Das Bundesausbildungsförderungsgesetz (BAföG) hat das Ziel, jungen Menschen (Studierende, Azubis) unabhängig vom Einkommen der Eltern ein Studium oder eine Ausbildung zu ermöglichen. BAföG wird in der Regel zur Hälfte als Zuschuss und zur Hälfte als zinsloses Darlehen gezahlt. Der Zuschuss muss nicht zurückgezahlt werden. Der Darlehensanteil wird nach Ende der Ausbildung in festen Raten zurückgezahlt.

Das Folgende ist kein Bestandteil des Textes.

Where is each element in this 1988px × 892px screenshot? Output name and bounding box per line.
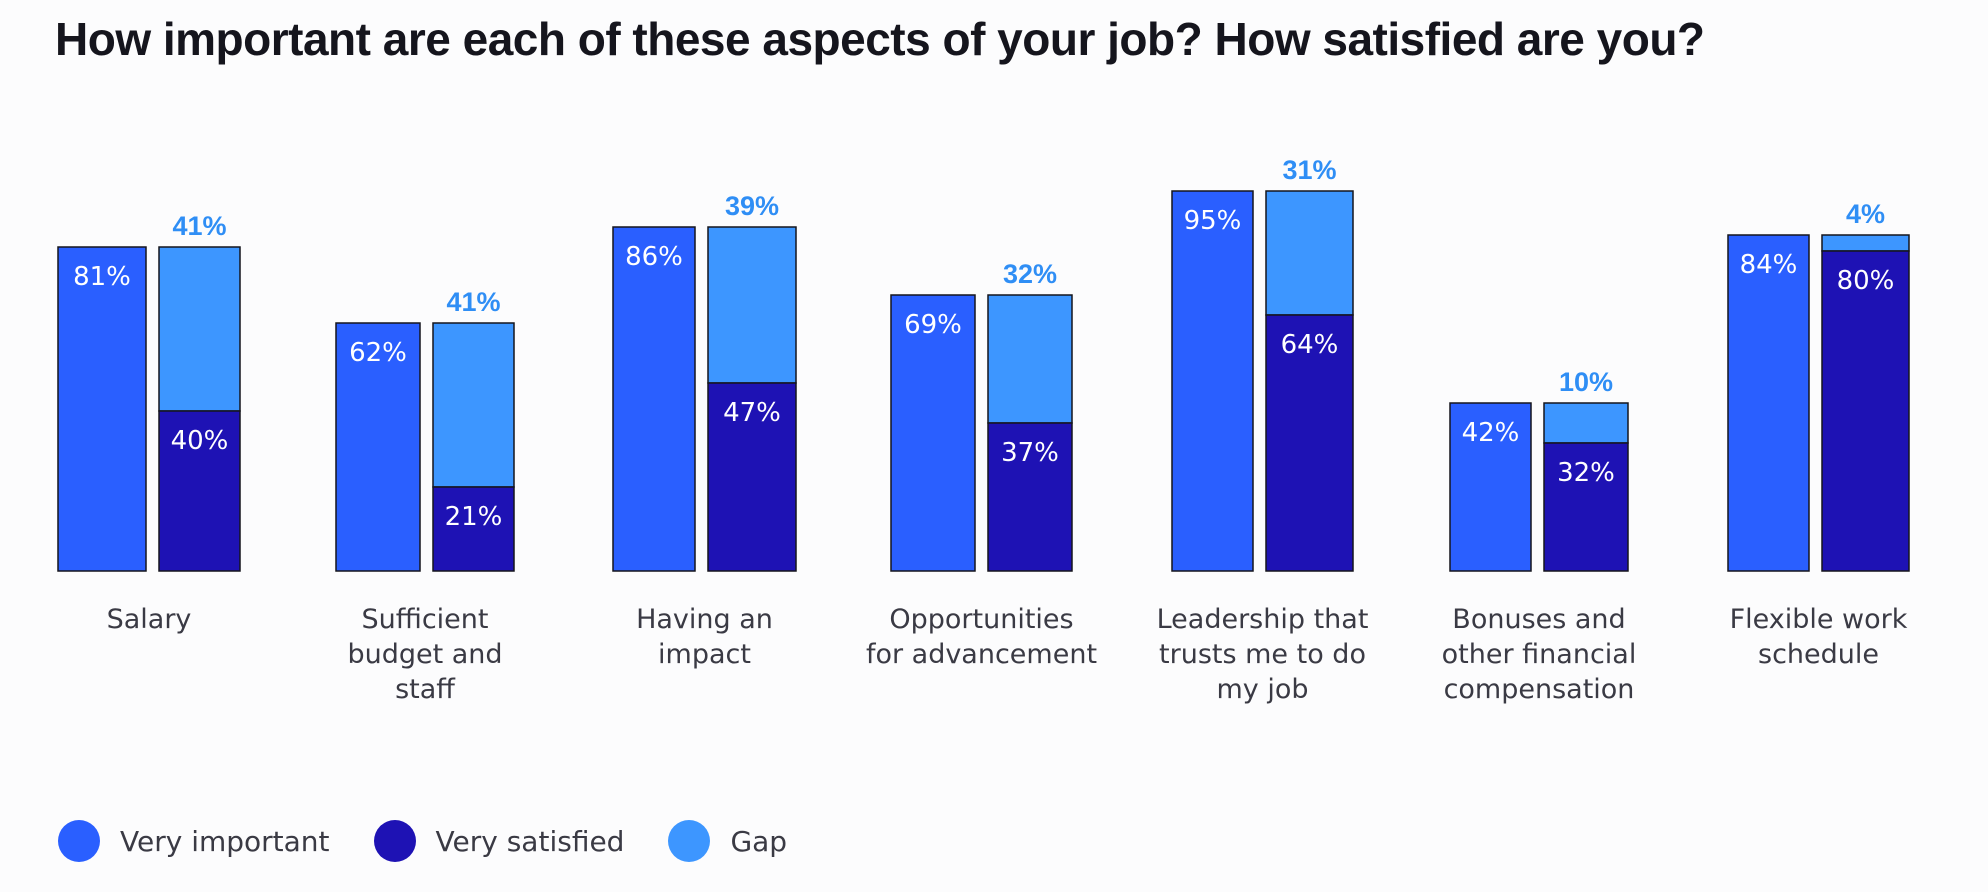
category-label-line: budget and <box>347 639 502 670</box>
bar-very-important[interactable] <box>1171 190 1254 572</box>
category-label-line: schedule <box>1758 639 1879 670</box>
category-label-line: staff <box>395 674 456 705</box>
data-label-very-satisfied: 21% <box>445 502 503 532</box>
data-label-very-important: 95% <box>1184 206 1242 236</box>
bar-group-2: 62% 21% 41% Sufficient budget and staff <box>335 287 515 705</box>
bar-very-satisfied[interactable] <box>1543 442 1629 572</box>
data-label-very-important: 62% <box>349 338 407 368</box>
bar-gap[interactable] <box>1821 234 1910 252</box>
category-label-line: impact <box>658 639 751 670</box>
category-label-line: Flexible work <box>1730 604 1908 635</box>
bar-very-important[interactable] <box>612 226 696 572</box>
category-label-line: my job <box>1216 674 1308 705</box>
category-label: Leadership that trusts me to do my job <box>1157 604 1369 705</box>
bar-very-satisfied[interactable] <box>158 410 241 572</box>
data-label-gap: 31% <box>1282 155 1336 185</box>
bar-group-7: 84% 80% 4% Flexible work schedule <box>1727 199 1910 670</box>
legend-swatch-very-satisfied <box>373 820 416 862</box>
data-label-gap: 32% <box>1003 259 1057 289</box>
category-label-line: trusts me to do <box>1159 639 1366 670</box>
category-label: Sufficient budget and staff <box>347 604 502 705</box>
data-label-very-satisfied: 64% <box>1281 330 1339 360</box>
data-label-gap: 10% <box>1559 367 1613 397</box>
bar-group-5: 95% 64% 31% Leadership that trusts me to do m… <box>1157 155 1369 705</box>
bar-very-important[interactable] <box>57 246 147 572</box>
category-label-line: other financial <box>1442 639 1637 670</box>
bar-very-satisfied[interactable] <box>432 486 515 572</box>
category-label: Flexible work schedule <box>1730 604 1908 670</box>
bar-gap[interactable] <box>987 294 1073 424</box>
category-label-line: Having an <box>636 604 773 635</box>
chart-legend: Very important Very satisfied Gap <box>58 820 787 862</box>
data-label-very-satisfied: 32% <box>1557 458 1615 488</box>
legend-item-gap[interactable]: Gap <box>668 820 787 862</box>
bar-gap[interactable] <box>707 226 797 384</box>
legend-label-very-satisfied: Very satisfied <box>435 824 625 858</box>
data-label-very-satisfied: 47% <box>723 398 781 428</box>
data-label-very-important: 42% <box>1462 418 1520 448</box>
data-label-very-satisfied: 37% <box>1001 438 1059 468</box>
category-label-line: for advancement <box>866 639 1097 670</box>
data-label-very-important: 69% <box>904 310 962 340</box>
data-label-very-important: 84% <box>1740 250 1798 280</box>
data-label-gap: 4% <box>1846 199 1885 229</box>
data-label-very-important: 81% <box>73 262 131 292</box>
bar-very-important[interactable] <box>890 294 976 572</box>
legend-item-very-satisfied[interactable]: Very satisfied <box>373 820 625 862</box>
data-label-very-satisfied: 80% <box>1837 266 1895 296</box>
category-label-line: compensation <box>1444 674 1635 705</box>
chart-title: How important are each of these aspects … <box>55 13 1705 65</box>
data-label-gap: 41% <box>446 287 500 317</box>
data-label-very-satisfied: 40% <box>171 426 229 456</box>
bar-very-satisfied[interactable] <box>1265 314 1354 572</box>
category-label-line: Leadership that <box>1157 604 1369 635</box>
bar-gap[interactable] <box>432 322 515 488</box>
bar-very-satisfied[interactable] <box>707 382 797 572</box>
bar-very-satisfied[interactable] <box>987 422 1073 572</box>
legend-swatch-gap <box>668 820 711 862</box>
category-label-line: Sufficient <box>361 604 488 635</box>
category-label-line: Opportunities <box>889 604 1073 635</box>
bar-group-6: 42% 32% 10% Bonuses and other financial compe… <box>1442 367 1637 705</box>
bar-group-3: 86% 47% 39% Having an impact <box>612 191 797 670</box>
category-label: Having an impact <box>636 604 773 670</box>
bar-group-1: 81% 40% 41% Salary <box>57 211 241 635</box>
bar-gap[interactable] <box>1265 190 1354 316</box>
category-label-line: Salary <box>107 604 192 635</box>
bar-very-important[interactable] <box>1727 234 1810 572</box>
legend-item-very-important[interactable]: Very important <box>58 820 330 862</box>
category-label-line: Bonuses and <box>1452 604 1625 635</box>
data-label-gap: 39% <box>725 191 779 221</box>
legend-label-very-important: Very important <box>120 824 330 858</box>
category-label: Salary <box>107 604 192 635</box>
bar-very-important[interactable] <box>335 322 421 572</box>
bar-group-4: 69% 37% 32% Opportunities for advancement <box>866 259 1097 670</box>
legend-swatch-very-important <box>58 820 100 862</box>
data-label-gap: 41% <box>172 211 226 241</box>
bar-gap[interactable] <box>158 246 241 412</box>
legend-label-gap: Gap <box>730 824 788 858</box>
data-label-very-important: 86% <box>625 242 683 272</box>
category-label: Opportunities for advancement <box>866 604 1097 670</box>
bar-very-satisfied[interactable] <box>1821 250 1910 572</box>
bar-very-important[interactable] <box>1449 402 1532 572</box>
bar-gap[interactable] <box>1543 402 1629 444</box>
category-label: Bonuses and other financial compensation <box>1442 604 1637 705</box>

Die Höhe der Förderung hängt vom Einkommen der Eltern, dem eigenen Einkommen und dem Vermögen ab. Auch der Wohnort spielt eine Rolle. Studierende, die nicht bei den Eltern wohnen, erhalten oft mehr Geld. So können Miete, Lebenshaltungskosten und Studienmaterialien gedeckt werden. BAföG wird normalerweise monatlich ausgezahlt. Es kann für die Dauer des regulären Studiums beantragt werden. Verlängerungen sind möglich, zum Beispiel bei Krankheit, Schwangerschaft oder Pflege von Angehörigen. Der Antrag wird beim zuständigen Amt für Ausbildungsförderung gestellt, das in der Regel an der Hochschule angesiedelt ist. Studierende müssen Angaben zu Studium, Einkommen, Vermögen und Familienverhältnissen machen. Die Auszahlung erfolgt direkt auf ihr Konto. BAföG kann auch rückwirkend bis maximal zwölf Monate beantragt werden, wenn die Frist eingehalten wird.

Der BAföG-Antrag kann unter bafoeg-digital.de gestellt werden.